Menurut Kanjeng Nabi SAW, jika hilal
tidak terlihat, maka jumlah hari dalam suatu bulan harus digenapkan menjadi 30
hari. Artinya, awal Ramadhan baru akan masuk pada saat maghrib keesokan harinya
yaitu tanggal 20 Juli 2012. Pada saat itu, umur bulan sudah mencapai 30 jam 43
menit dan ketinggiannya mencapai 12 derajat 48 menit busur. Keadaan itu sudah
lebih dari cukup untuk menyaksikan Bulan saat matahari tenggelam. Berarti, maghrib
tanggal 20 Juli akan masuk awal Ramadhan sehingga malam harinya sudah taraweh
dan tanggal 21 Juli akan mulai puasa. Namun, ini menurut anggapan orang yang
meyakini bahwa penetapan awal bulan harus menyaratkan terlihatnya hilal
(Bulan).
Bagaimana dengan yang menganggap
terlihatnya hilal bukan sebagai persyaratan untuk penetapan awal bulan? Tentu
saja mereka tidak perlu menunggu hilal terlihat atau tidak. Yang penting,
pada tanggal 19 Juli 2012 konjungsi terjadi sebelum maghrib dan hilal di
atas ufuk. Cukup. Bagi mereka yang beranggapan seperti ini, berarti mereka
sudah mulai taraweh saat malam tanggal 19 Juli dan mulai puasa tanggal 20 Juli
2012.
Bagaimana jika di luar negeri mereka
sudah mulai berpuasa pada tanggal 20 Juli 2012? Misalkan di Saudi Arabia ada
yang mengaku melihat hilal pada tanggal 19 Juli, apakah otomatis seluruh dunia
akan masuk ke bulan Ramadhan pada saat itu juga? Bagi para penganut faham
ru’yat hilal global, seluruh dunia sudah masuk ke dalam waktu Ramadhan jika di
suatu tempat di muka bumi ada yang sudah melihat hilal. Namun, apakah itu bisa
diterima? Silahkan lihat peta visibilitas hilal pada Gambar 4 dan pikirkan
sendiri jawabannya.
Syawal 1433 H
Keadaan saat Syawal 1433 H lebih
menguntungkan dibandingkan saat Ramadhan.
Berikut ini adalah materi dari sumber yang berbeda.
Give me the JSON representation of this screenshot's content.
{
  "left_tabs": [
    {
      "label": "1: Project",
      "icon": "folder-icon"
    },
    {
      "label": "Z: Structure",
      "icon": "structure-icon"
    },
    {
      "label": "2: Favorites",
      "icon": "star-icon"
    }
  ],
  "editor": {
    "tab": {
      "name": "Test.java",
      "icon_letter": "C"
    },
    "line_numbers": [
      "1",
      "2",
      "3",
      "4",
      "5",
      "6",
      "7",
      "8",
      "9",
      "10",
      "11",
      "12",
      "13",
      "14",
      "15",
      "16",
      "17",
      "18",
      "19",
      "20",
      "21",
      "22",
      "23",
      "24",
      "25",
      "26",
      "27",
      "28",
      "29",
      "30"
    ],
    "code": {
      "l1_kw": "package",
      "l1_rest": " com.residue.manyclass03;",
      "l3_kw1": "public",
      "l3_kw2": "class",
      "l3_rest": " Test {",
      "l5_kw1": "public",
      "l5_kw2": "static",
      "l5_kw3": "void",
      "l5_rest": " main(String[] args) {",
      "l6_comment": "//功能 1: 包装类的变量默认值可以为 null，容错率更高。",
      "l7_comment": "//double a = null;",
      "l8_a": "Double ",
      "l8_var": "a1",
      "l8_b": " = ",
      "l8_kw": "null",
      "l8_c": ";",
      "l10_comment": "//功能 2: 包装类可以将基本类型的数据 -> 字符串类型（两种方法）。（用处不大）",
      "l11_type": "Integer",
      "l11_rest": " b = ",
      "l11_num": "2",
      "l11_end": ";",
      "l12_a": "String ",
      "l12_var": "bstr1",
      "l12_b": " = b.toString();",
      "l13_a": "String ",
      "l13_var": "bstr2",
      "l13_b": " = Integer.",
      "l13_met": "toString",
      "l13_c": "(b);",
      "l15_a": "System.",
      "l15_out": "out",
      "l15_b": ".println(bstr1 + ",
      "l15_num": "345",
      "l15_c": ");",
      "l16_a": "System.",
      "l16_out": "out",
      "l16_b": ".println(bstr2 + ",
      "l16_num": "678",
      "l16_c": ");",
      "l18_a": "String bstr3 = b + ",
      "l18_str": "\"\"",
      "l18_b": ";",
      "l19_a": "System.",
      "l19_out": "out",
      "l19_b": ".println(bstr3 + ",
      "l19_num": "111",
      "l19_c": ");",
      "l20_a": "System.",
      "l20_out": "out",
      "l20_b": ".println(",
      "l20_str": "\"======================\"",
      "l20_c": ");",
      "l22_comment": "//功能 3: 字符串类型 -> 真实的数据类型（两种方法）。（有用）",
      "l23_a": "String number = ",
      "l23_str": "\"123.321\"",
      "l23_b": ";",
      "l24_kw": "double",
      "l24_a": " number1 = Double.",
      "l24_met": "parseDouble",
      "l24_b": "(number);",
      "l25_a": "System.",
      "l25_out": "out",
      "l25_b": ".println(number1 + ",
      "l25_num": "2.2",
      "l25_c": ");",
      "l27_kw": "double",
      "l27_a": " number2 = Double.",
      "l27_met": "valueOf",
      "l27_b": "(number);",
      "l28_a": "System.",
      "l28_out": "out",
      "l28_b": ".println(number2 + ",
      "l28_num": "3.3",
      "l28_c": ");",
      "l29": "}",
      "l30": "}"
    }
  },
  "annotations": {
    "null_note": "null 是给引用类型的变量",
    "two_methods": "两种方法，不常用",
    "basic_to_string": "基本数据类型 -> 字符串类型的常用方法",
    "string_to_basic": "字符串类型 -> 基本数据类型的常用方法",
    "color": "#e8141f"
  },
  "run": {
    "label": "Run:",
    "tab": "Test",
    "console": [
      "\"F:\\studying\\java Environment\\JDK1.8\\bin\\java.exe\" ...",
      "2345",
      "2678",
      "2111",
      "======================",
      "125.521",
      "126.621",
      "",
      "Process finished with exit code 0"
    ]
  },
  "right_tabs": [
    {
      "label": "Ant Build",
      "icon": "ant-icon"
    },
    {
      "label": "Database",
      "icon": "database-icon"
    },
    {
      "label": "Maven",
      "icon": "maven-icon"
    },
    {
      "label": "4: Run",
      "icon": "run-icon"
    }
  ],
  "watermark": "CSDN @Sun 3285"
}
Ini dikarenakan umur dan ketinggian
hilal sudah relatif cukup mendukung terliatnya hilal sehingga kemungkinan besar
tidak ada perbedaan waktu perayaan hari raya. Konjungsi Syawal terjadi pada
tanggal 17 Agustus 2012 pukul 23.11 WIB. Karena terjadi pada saat malam
(Matahari tanggal 17 Agustus sudah temggelam), berarti hilal dihitung untuk
maghrib tanggal 18 Agustus 2012. Pada tanggal 18 Agustus 2012, umur Bulan sudah
mencapai 18 jam 43 menit dan ketinggiannya mencapai 6 derajat 40 menit. Umur
dan ketinggian hilal diperkirakan akan menunjang besarnya kemungkinan hilal
terlihat pada tanggal 18 Agustus 2012 sehingga awal bulan Syawal akan masuk
saat maghrib tanggal 18 Agustus. Oleh karena itu, tanggal 19 Agustus 2012 kita
akan merayakan Idul Fitri (Lebaran) yang insya Allah akan dirayakan secara
serentak di Indonesia dan di seluruh dunia.

Gambar 5. Visibilitas hilal pada
tanggal 18 Agustus 2012 yang menandakan masuknya bulan Syawal 1433 H atau 2012
M.
Demikian ulasan mengenai kemungkinan
awal Ramadhan dan Syawal 1433 H/ 2012 M. Semoga dapat menambah wawasan dan
menjadi ilmu yang bermanfaat bagi kawan-kawan semua.